Association studies and validation procedures using small numbers of DNA polymorphisms (i.e., markers) typically assume additivity, if the markers are within a gene or in linkage (Van Eenennaam et al., 2007). However, in admixed populations of B. taurus and B. indicus cattle, heterozygous genotypes appear to be advantageous for the prediction of physiological measurements and performance traits (Thomas et al., 2004; Pereira et al., 2005). This effect is probably due to allele interactions. Creating admixed populations with Zebu (i.e., B. indicus) cattle most likely augments this effect as these cattle were found to have high frequencies of homozygosity in single nucleotide polymorphisms (SNPs) discovered in sequencing projects of B. taurus cattle. This is particularly true for polymorphisms in genes of the GH axis (Beauchemin et al., 2006). Herein, we evaluated frequencies and associations of genotypes and haplotypes to phenotypes of bull development in a composite B. indicus x B. taurus breed of cattle (Brangus = 3/8 Brahman x 5/8 Angus).
MATERIAL AND METHODS
Animal model
Phenotype information on 434 Brangus bulls was collected based on guidelines described by the Beef Improvement Federation (BIF, 2006) for gain-tested bulls.
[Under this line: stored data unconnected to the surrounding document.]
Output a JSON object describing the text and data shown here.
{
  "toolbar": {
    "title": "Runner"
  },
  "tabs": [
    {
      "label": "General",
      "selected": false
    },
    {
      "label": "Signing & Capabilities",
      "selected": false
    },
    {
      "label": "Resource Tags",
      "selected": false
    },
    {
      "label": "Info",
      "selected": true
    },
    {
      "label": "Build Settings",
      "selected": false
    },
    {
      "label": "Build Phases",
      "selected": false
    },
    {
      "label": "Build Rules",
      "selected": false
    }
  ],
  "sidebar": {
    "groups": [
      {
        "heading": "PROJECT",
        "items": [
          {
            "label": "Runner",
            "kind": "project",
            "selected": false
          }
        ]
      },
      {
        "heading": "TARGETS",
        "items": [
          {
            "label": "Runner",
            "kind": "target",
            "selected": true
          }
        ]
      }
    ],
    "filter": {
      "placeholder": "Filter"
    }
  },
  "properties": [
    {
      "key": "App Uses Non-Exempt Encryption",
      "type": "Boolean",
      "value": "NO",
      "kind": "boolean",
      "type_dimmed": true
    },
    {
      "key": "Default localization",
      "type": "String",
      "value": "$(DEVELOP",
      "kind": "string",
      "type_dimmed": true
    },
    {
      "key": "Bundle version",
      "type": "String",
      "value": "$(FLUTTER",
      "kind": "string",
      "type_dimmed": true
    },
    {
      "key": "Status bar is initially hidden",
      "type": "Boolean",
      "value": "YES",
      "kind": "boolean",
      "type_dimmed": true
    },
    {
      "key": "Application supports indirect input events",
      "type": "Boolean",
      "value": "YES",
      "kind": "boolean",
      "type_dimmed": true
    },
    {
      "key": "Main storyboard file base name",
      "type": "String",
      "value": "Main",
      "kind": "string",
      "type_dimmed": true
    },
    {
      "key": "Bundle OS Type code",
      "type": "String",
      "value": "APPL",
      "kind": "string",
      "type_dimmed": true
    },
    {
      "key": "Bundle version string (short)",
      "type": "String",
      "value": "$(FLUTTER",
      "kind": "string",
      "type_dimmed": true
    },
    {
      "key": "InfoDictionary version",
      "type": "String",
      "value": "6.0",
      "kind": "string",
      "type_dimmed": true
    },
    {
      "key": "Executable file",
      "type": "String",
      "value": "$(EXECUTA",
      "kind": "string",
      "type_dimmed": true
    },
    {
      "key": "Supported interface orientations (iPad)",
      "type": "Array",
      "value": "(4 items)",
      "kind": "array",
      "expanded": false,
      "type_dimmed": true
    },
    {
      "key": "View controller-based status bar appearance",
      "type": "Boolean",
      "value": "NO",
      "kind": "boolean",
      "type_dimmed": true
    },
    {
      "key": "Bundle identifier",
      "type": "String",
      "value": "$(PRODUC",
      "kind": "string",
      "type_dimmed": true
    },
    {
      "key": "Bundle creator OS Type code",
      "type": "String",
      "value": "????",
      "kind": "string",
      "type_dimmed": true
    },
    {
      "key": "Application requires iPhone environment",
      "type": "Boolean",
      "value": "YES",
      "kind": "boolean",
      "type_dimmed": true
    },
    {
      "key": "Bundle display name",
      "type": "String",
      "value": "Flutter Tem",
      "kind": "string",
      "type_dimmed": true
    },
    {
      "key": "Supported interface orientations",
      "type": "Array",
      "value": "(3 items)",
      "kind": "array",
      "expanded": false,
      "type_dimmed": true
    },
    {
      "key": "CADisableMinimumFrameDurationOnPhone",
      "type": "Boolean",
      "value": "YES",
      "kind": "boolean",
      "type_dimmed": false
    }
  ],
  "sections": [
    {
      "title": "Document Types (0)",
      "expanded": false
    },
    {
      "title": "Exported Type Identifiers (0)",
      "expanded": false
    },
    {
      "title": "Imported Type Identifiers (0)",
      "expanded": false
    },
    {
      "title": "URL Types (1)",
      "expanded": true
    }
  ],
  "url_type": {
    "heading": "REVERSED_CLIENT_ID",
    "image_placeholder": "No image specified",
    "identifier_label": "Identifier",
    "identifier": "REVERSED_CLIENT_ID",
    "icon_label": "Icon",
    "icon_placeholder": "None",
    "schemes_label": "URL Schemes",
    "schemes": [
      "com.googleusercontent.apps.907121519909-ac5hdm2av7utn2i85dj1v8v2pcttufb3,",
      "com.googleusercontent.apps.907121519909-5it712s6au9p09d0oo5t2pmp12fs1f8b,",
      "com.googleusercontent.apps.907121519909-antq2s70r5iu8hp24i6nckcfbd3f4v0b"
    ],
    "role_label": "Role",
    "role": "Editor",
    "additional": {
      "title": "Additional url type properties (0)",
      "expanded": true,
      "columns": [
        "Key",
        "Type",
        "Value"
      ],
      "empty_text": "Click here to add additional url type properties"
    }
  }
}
From 1997 to 2003, the tested bulls were from the New Mexico State University Chihuahuan Desert Rangeland Research Center (CDRRC; progeny of 14 sires). From 2004 to 2005, the test included bulls from a cooperative breeding program (COOP; Mound Creek Ranch, Leona, TX; progeny of 34 sires). The two time periods were considered as separate populations/data sets. Complete pedigree information was known for all bulls, and bulls were registered with the International Brangus Breeders Association (San Antonio, TX). Subsets of bulls from reference sires in each breeding program were included in both performance tests from 2004 to 2005 (the COOP population). Reference sires included at least two bulls from the CDRRC breeding program and two bulls from the Mound Creek breeding program. A reference sire had to have at least two progeny at the two bull test locations. In the COOP population, contemporary groups were assigned based on location of weaning and location of post-weaning gain test. A brief description of the two breeding programs follows:
Chihuahuan Desert Rangeland Research Center
This Brangus herd was initiated in 1966; cows were managed as spring-calving range cattle with limited supplementation and assistance with dystocia. The annual breeding season was from May 1 to August 1 with artificial insemination and natural service matings. Within two days after birth of each calf, date of birth, birth weight, and calf gender were recorded and calves were assigned a unique identification number. Three to four months following birth, calves were vaccinated for clostridial, complex viral, and pasturella diseases. Vaccinations were repeated two to four weeks after the first vaccination. Calves were weighed at weaning at ~205 days of age. Post-weaned calves were given a two- to four-week acclimation period prior to the start of a gain test. The gain test ration was formulated to achieve a 1.5 kg head-1 day-1 gain with a corn-alfalfa-based diet (14.9% protein and 75% total dissolved nitrogen) for 112 days. Bulls were weighed every 28 days to obtain a linear plot of days versus gain to estimate average daily gain (ADG; slope of the line from y = mx + b). At ~365 days of age, bulls were given a breeding soundness exam to measure scrotal circumference and insure reproductive functionality. Simultaneously, carcass traits were measured with ultrasound.
Mound Creek Ranch
This organization has been breeding Brangus cattle for 17 years. For spring calving, breeding season was from May 21 to August 21 with the use of AI and natural service matings. Cows were maintained on Bermuda (Cynodon dactylon) and Bahia (Paspalum notatum) grass pastures and supplemented with hay of these grasses in winter as needed. Date, weight, and hair color code were recorded at birth and calves assigned their individual identification. Three to four months after birth, calves were provided creep feed and administered vaccinations for clostridial, complex viral, and pasturella diseases. At ~205 days of age, vaccines were re-administered, calves were de-wormed, and weaned. Post-weaned bull calves were weighed and allowed to graze Bermuda grass ad libitum. Prior to the start of this test, calves were acclimated with a medicated-receiving ration for seven days, followed by a two-week acclimation period with a ration formulated for a 1.5 kg head-1 day-1 gain. This was a corn-based supplement (12.0% CP and 70.7% TDN) to grazing on Bermuda grass. When the calves reached ~365 days of age, they were weighed, scrotal circumference recorded, and carcass traits measured via ultrasound. At this time, bulls were re-vaccinated for clostridial and respiratory diseases and de-wormed. Bulls were weighed at the beginning and end of the gain test and these data were used to estimate average daily gain (ADG = (final weight - initial weight)/number of days on test).
Carcass measurements
Carcass trait data included real-time ultrasound measurements of fat thickness at the 12th and 13th rib, longissimus muscle area/kg of body weight, and intramuscular fat percentage of the longissimus muscle by a Centralized Ultrasound Processing certified technician (Perkins et al., 1992).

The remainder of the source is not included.